The family had a live-in nurse, and on the afternoon of JULY 23rd, 1943, she prepared to take Archibald Brown out as usual in his wheelchair. It was kept in the family’s air-raid shelter beside their home in Rayleigh, Essex, and when she went to the shelter’s door she was surprised to find it secured from within.

It opened a few moments later and Eric came out and went into the house. After settling Mr. Brown in the wheelchair, the nurse set out with him. They had gone about a mile when they stopped while he lit a cigarette. Seconds later the nurse was blown off her feet by an explosion which wrecked the chair and blew its occupant to pieces.

The nurse had a lucky escape from injury, and the police established that the blast was from an anti-tank mine.
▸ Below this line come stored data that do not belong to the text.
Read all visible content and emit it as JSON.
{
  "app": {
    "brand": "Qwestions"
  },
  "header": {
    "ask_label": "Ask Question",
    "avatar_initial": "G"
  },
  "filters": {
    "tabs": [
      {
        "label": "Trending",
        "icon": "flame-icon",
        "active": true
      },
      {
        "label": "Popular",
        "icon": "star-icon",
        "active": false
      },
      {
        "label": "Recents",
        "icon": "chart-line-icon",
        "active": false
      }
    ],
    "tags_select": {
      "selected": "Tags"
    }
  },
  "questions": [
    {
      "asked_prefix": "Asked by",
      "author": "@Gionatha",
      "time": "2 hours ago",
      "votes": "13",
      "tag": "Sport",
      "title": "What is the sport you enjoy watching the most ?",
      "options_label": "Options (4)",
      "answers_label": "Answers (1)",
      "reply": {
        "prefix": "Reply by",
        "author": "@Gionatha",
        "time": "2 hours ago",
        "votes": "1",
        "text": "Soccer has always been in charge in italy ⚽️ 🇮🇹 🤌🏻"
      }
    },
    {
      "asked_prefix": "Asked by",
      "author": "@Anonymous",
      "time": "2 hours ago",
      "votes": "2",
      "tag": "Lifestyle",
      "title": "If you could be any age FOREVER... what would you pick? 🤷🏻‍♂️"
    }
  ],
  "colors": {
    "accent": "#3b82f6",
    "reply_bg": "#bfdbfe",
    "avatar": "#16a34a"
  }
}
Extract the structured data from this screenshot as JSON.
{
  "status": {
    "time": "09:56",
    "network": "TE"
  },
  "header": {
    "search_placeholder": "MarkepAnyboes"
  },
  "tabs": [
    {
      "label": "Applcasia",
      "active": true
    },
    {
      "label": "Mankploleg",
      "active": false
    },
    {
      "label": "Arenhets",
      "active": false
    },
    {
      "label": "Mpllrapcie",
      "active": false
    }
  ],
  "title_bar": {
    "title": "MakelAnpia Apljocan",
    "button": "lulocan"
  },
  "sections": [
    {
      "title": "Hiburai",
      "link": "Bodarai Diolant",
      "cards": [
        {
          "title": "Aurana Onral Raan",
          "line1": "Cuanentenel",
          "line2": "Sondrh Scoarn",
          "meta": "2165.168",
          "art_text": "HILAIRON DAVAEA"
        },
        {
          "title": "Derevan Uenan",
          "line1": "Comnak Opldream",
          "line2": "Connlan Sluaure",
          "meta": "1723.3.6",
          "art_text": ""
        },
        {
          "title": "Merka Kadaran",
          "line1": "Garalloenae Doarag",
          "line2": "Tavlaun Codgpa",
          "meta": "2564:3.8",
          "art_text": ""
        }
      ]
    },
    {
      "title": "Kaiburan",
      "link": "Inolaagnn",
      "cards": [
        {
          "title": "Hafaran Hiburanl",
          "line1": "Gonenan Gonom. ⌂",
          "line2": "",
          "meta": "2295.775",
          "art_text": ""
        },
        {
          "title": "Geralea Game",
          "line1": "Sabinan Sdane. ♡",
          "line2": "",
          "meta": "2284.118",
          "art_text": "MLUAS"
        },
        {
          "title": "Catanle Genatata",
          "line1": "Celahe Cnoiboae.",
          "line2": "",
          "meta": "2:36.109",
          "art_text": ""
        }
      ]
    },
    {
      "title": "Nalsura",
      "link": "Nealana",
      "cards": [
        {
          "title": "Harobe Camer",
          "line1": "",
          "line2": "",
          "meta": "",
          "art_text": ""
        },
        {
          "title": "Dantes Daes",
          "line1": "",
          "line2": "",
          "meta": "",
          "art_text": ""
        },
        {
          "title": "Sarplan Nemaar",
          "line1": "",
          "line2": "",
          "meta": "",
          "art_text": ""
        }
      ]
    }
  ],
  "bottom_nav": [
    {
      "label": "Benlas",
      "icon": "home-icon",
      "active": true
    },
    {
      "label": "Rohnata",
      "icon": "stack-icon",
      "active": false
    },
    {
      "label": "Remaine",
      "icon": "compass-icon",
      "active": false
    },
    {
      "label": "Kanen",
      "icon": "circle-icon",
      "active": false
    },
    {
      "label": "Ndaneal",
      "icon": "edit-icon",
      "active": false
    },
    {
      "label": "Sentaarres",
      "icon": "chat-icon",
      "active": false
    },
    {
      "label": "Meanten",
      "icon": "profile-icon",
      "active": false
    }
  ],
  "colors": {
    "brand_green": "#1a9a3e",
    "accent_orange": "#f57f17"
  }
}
Eric Brown was home on leave from the army, his unit had anti-tank mines to which he had access, and he admitted booby-trapping the wheelchair.

“My father is now out of his suffering,” he told detectives, “and I earnestly hope that my mother will now live a much happier and normal life.”

Charged with murder, he attempted suicide while in custody and he was found to be suffering from schizophrenia. At Essex Assizes in November 1943 he was found guilty but insane, and was committed to an asylum.